21. The system of claim 20 wherein the volumetric imaging transducer comprises a multi-dimensional array operable to scan with scan lines steerable in two dimensions or a wobbler transducer operable to scan with scan lines steerable in two dimensions.
22. A method for three-dimensional ultrasound data acquisition, the method comprising:
acquiring first and second sets of ultrasound data representing first and second three-dimensional volumes, respectively, of a patient with a volumetric imaging transducer, the first three-dimensional volume overlapping with but different than the second three-dimensional volume; and
determining a relative position of the first and second three-dimensional volumes relative to a physiological cycle.
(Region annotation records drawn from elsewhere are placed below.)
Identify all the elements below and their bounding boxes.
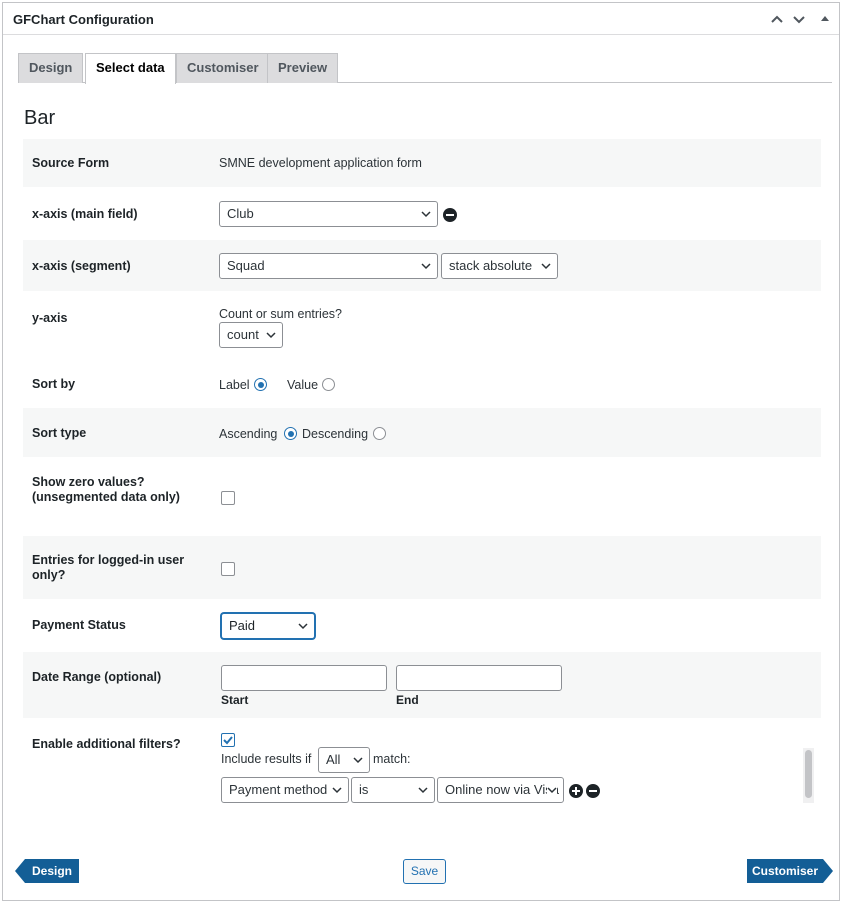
segment-mode-select[interactable]: stack absolute [441, 253, 558, 279]
tab-preview[interactable]: Preview [267, 53, 339, 83]
x-axis-main-label: x-axis (main field) [32, 207, 138, 221]
sort-by-label: Sort by [32, 377, 76, 391]
row-y-axis: y-axis Count or sum entries? count [23, 291, 821, 358]
row-sort-type: Sort type Ascending Descending [23, 408, 821, 457]
payment-status-select[interactable]: Paid [221, 613, 315, 639]
source-form-value: SMNE development application form [219, 156, 422, 170]
row-payment-status: Payment Status Paid [23, 599, 821, 652]
remove-filter-icon[interactable] [586, 784, 600, 798]
chevron-down-icon [541, 263, 551, 270]
filter-field-select[interactable]: Payment method [221, 777, 349, 803]
row-source-form: Source Form SMNE development application… [23, 139, 821, 187]
tab-customiser[interactable]: Customiser [176, 53, 270, 83]
match-value: All [326, 752, 341, 767]
include-suffix: match: [373, 752, 411, 766]
sort-by-option-label: Label [219, 378, 250, 392]
sort-ascending-radio[interactable] [284, 427, 297, 440]
x-axis-segment-value: Squad [227, 258, 265, 273]
gfchart-config-panel: GFChart Configuration Design Select data… [2, 2, 840, 901]
save-button[interactable]: Save [403, 859, 446, 884]
chevron-down-icon[interactable] [789, 9, 809, 29]
y-axis-label: y-axis [32, 311, 68, 325]
chevron-down-icon [332, 786, 342, 794]
filters-checkbox[interactable] [221, 733, 235, 747]
include-prefix: Include results if [221, 752, 312, 766]
sort-descending-radio[interactable] [373, 427, 386, 440]
chevron-down-icon [421, 263, 431, 270]
checkmark-icon [223, 736, 233, 745]
sort-by-label-radio[interactable] [254, 378, 267, 391]
match-select[interactable]: All [318, 747, 370, 773]
tab-select-data[interactable]: Select data [85, 53, 176, 84]
chart-type-heading: Bar [24, 107, 56, 129]
tab-bar: Design Select data Customiser Preview [18, 53, 832, 84]
sort-type-option-ascending: Ascending [219, 427, 278, 441]
y-axis-value: count [227, 327, 259, 342]
prev-design-button[interactable]: Design [15, 859, 79, 883]
chevron-down-icon [266, 332, 276, 339]
chevron-down-icon [353, 757, 363, 764]
filter-operator-value: is [359, 782, 369, 797]
row-sort-by: Sort by Label Value [23, 358, 821, 408]
sort-by-option-value: Value [287, 378, 319, 392]
payment-status-label: Payment Status [32, 618, 126, 632]
row-date-range: Date Range (optional) Start End [23, 652, 821, 718]
row-additional-filters: Enable additional filters? Include resul… [23, 718, 821, 806]
add-filter-icon[interactable] [569, 784, 583, 798]
filter-operator-select[interactable]: is [351, 777, 435, 803]
x-axis-main-select[interactable]: Club [219, 201, 438, 227]
y-axis-select[interactable]: count [219, 322, 283, 348]
row-x-axis-segment: x-axis (segment) Squad stack absolute [23, 240, 821, 291]
chevron-down-icon [418, 787, 428, 794]
show-zero-checkbox[interactable] [221, 491, 235, 505]
filter-value-value: Online now via Visa [445, 782, 559, 797]
filter-value-select[interactable]: Online now via Visa [437, 777, 564, 803]
filter-field-value: Payment method [229, 782, 328, 797]
chevron-up-icon[interactable] [767, 9, 787, 29]
row-logged-in: Entries for logged-in user only? [23, 536, 821, 599]
logged-in-checkbox[interactable] [221, 562, 235, 576]
row-show-zero: Show zero values? (unsegmented data only… [23, 457, 821, 536]
chevron-down-icon [298, 623, 308, 630]
filters-scrollbar[interactable] [803, 748, 814, 803]
x-axis-main-value: Club [227, 206, 254, 221]
chevron-down-icon [421, 211, 431, 218]
panel-title: GFChart Configuration [13, 12, 154, 27]
sort-type-label: Sort type [32, 426, 87, 440]
sort-by-value-radio[interactable] [322, 378, 335, 391]
date-start-label: Start [221, 693, 249, 707]
triangle-up-icon[interactable] [815, 9, 835, 29]
filters-label: Enable additional filters? [32, 737, 181, 751]
source-form-label: Source Form [32, 156, 110, 170]
date-end-label: End [396, 693, 419, 707]
show-zero-label: Show zero values? (unsegmented data only… [32, 475, 180, 504]
logged-in-label: Entries for logged-in user only? [32, 553, 185, 582]
next-customiser-button[interactable]: Customiser [747, 859, 833, 883]
panel-header: GFChart Configuration [3, 3, 839, 35]
x-axis-segment-select[interactable]: Squad [219, 253, 438, 279]
x-axis-segment-label: x-axis (segment) [32, 259, 131, 273]
row-x-axis-main: x-axis (main field) Club [23, 187, 821, 240]
tab-design[interactable]: Design [18, 53, 84, 83]
date-start-input[interactable] [221, 665, 387, 691]
y-axis-hint: Count or sum entries? [219, 307, 342, 321]
payment-status-value: Paid [229, 618, 256, 633]
scrollbar-thumb[interactable] [805, 750, 812, 798]
date-end-input[interactable] [396, 665, 562, 691]
date-range-label: Date Range (optional) [32, 670, 162, 684]
chevron-down-icon [547, 786, 557, 794]
sort-type-option-descending: Descending [302, 427, 369, 441]
segment-mode-value: stack absolute [449, 258, 533, 273]
remove-x-axis-icon[interactable] [443, 208, 457, 222]
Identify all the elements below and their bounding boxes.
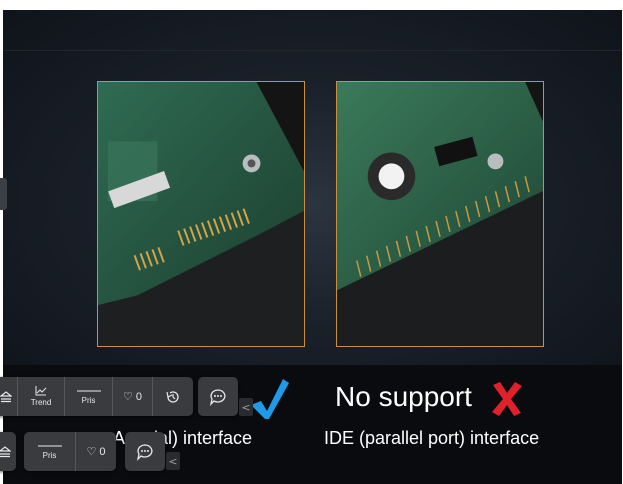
like-count: 0 (99, 445, 106, 458)
stack-button[interactable] (0, 377, 18, 416)
stack-icon (0, 390, 12, 402)
ide-drive-photo (336, 81, 544, 347)
toolbar-bottom: Pris ♡ 0 (24, 432, 116, 471)
no-support-title: No support (335, 381, 472, 412)
chevron-left-icon: < (241, 400, 251, 414)
price-line-icon (76, 390, 101, 392)
toolbar-top: Trend Pris ♡ 0 (0, 377, 193, 416)
price-label: Pris (81, 396, 96, 405)
like-button-bottom[interactable]: ♡ 0 (76, 432, 116, 471)
cross-icon (492, 382, 522, 416)
trend-button[interactable]: Trend (18, 377, 65, 416)
heart-icon: ♡ (123, 391, 133, 403)
collapse-button-top[interactable]: < (239, 398, 253, 416)
collapse-button-bottom[interactable]: < (166, 452, 180, 470)
stack-icon (0, 445, 11, 457)
trend-label: Trend (30, 398, 52, 407)
right-subtitle: IDE (parallel port) interface (324, 428, 540, 448)
side-handle[interactable] (0, 178, 7, 210)
price-label: Pris (42, 451, 57, 460)
sata-drive-photo (97, 81, 305, 347)
price-button[interactable]: Pris (65, 377, 113, 416)
comment-button-top[interactable] (198, 377, 238, 416)
like-button[interactable]: ♡ 0 (113, 377, 153, 416)
comment-icon (209, 388, 226, 406)
comment-icon (136, 443, 153, 461)
banner-background (3, 10, 622, 365)
trend-chart-icon (35, 386, 47, 396)
check-icon (251, 379, 289, 419)
price-line-icon (37, 445, 62, 447)
comment-button-bottom[interactable] (125, 432, 165, 471)
chevron-left-icon: < (168, 454, 178, 468)
history-button[interactable] (153, 377, 193, 416)
like-count: 0 (135, 390, 142, 403)
price-button-bottom[interactable]: Pris (24, 432, 76, 471)
stack-button-bottom[interactable] (0, 432, 16, 471)
history-icon (166, 390, 179, 403)
heart-icon: ♡ (86, 446, 97, 458)
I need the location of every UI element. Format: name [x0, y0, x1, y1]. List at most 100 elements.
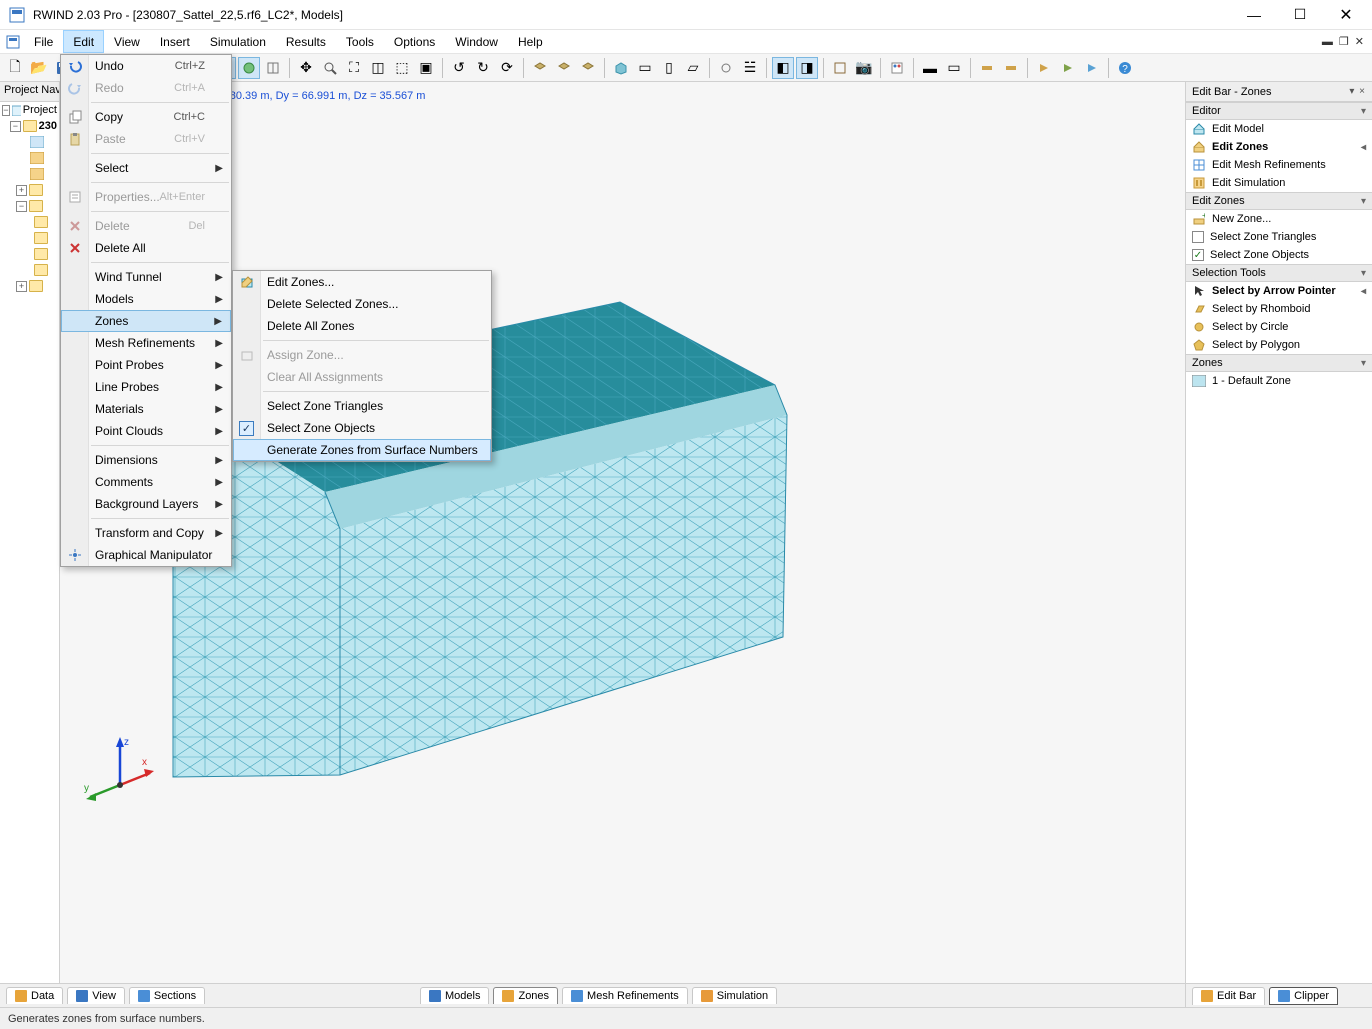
snap-1-icon[interactable]: ◧: [772, 57, 794, 79]
isoview-2-icon[interactable]: [553, 57, 575, 79]
menu-item-wind-tunnel[interactable]: Wind Tunnel▶: [61, 266, 231, 288]
maximize-button[interactable]: ☐: [1277, 0, 1323, 30]
right-tab-edit-bar[interactable]: Edit Bar: [1192, 987, 1265, 1005]
submenu-item-select-zone-triangles[interactable]: Select Zone Triangles: [233, 395, 491, 417]
menu-help[interactable]: Help: [508, 30, 553, 53]
navigator-tab-data[interactable]: Data: [6, 987, 63, 1004]
project-root-row[interactable]: − Project: [0, 102, 59, 118]
viewport-tab-zones[interactable]: Zones: [493, 987, 558, 1004]
rotate-ccw-icon[interactable]: ↺: [448, 57, 470, 79]
editbar-item-edit-zones[interactable]: Edit Zones◂: [1186, 138, 1372, 156]
close-button[interactable]: ✕: [1323, 0, 1369, 30]
menu-item-transform-and-copy[interactable]: Transform and Copy▶: [61, 522, 231, 544]
panel-pin-icon[interactable]: ▾ ×: [1349, 86, 1366, 97]
menu-item-materials[interactable]: Materials▶: [61, 398, 231, 420]
editbar-item-edit-model[interactable]: Edit Model: [1186, 120, 1372, 138]
right-tab-clipper[interactable]: Clipper: [1269, 987, 1338, 1005]
play-a-icon[interactable]: [1033, 57, 1055, 79]
menu-item-point-probes[interactable]: Point Probes▶: [61, 354, 231, 376]
tree-row[interactable]: [0, 214, 59, 230]
menu-item-copy[interactable]: CopyCtrl+C: [61, 106, 231, 128]
hide-icon[interactable]: ▬: [919, 57, 941, 79]
menu-item-dimensions[interactable]: Dimensions▶: [61, 449, 231, 471]
menu-view[interactable]: View: [104, 30, 150, 53]
menu-window[interactable]: Window: [445, 30, 508, 53]
fit-selection-icon[interactable]: ⬚: [391, 57, 413, 79]
submenu-item-delete-all-zones[interactable]: Delete All Zones: [233, 315, 491, 337]
play-b-icon[interactable]: [1057, 57, 1079, 79]
mdi-minimize-button[interactable]: ▬: [1322, 36, 1333, 48]
submenu-item-select-zone-objects[interactable]: ✓Select Zone Objects: [233, 417, 491, 439]
menu-item-zones[interactable]: Zones▶: [61, 310, 231, 332]
fit-window-icon[interactable]: ◫: [367, 57, 389, 79]
snap-2-icon[interactable]: ◨: [796, 57, 818, 79]
toggle-b-icon[interactable]: [1000, 57, 1022, 79]
editbar-item-edit-mesh-refinements[interactable]: Edit Mesh Refinements: [1186, 156, 1372, 174]
front-view-icon[interactable]: ▭: [634, 57, 656, 79]
tree-row[interactable]: +: [0, 182, 59, 198]
cube-view-icon[interactable]: [610, 57, 632, 79]
editbar-item-new-zone[interactable]: +New Zone...: [1186, 210, 1372, 228]
tree-collapse-icon[interactable]: −: [2, 105, 10, 116]
editbar-item-edit-simulation[interactable]: Edit Simulation: [1186, 174, 1372, 192]
tree-row[interactable]: [0, 134, 59, 150]
minimize-button[interactable]: —: [1231, 0, 1277, 30]
tree-row[interactable]: [0, 262, 59, 278]
editbar-item-select-by-circle[interactable]: Select by Circle: [1186, 318, 1372, 336]
project-child-row[interactable]: − 230: [0, 118, 59, 134]
checkbox[interactable]: ✓: [1192, 249, 1204, 261]
view-mode-4-icon[interactable]: [238, 57, 260, 79]
tree-row[interactable]: [0, 230, 59, 246]
edit-zones-group-header[interactable]: Edit Zones▾: [1186, 192, 1372, 210]
viewport-tab-mesh-refinements[interactable]: Mesh Refinements: [562, 987, 688, 1004]
new-file-icon[interactable]: 🗋: [4, 57, 26, 79]
tree-row[interactable]: [0, 246, 59, 262]
menu-item-line-probes[interactable]: Line Probes▶: [61, 376, 231, 398]
visibility-icon[interactable]: [715, 57, 737, 79]
top-view-icon[interactable]: ▱: [682, 57, 704, 79]
isoview-3-icon[interactable]: [577, 57, 599, 79]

23. A method for three-dimensional ultrasound data acquisition, the method comprising:
acquiring first and second sets of ultrasound data representing first and second three-dimensional volumes, respectively, of a patient with a volumetric imaging transducer, the first three-dimensional volume overlapping with but different than the second three-dimensional volume;
determining a relative position of the first and second three-dimensional volumes; and
generating two or more two-dimensional extended field of view image from the ultrasound data of the first and second sets as a function of the relative position.
24. The method of claim 23 wherein generating comprises generating a multiplanar reconstruction view.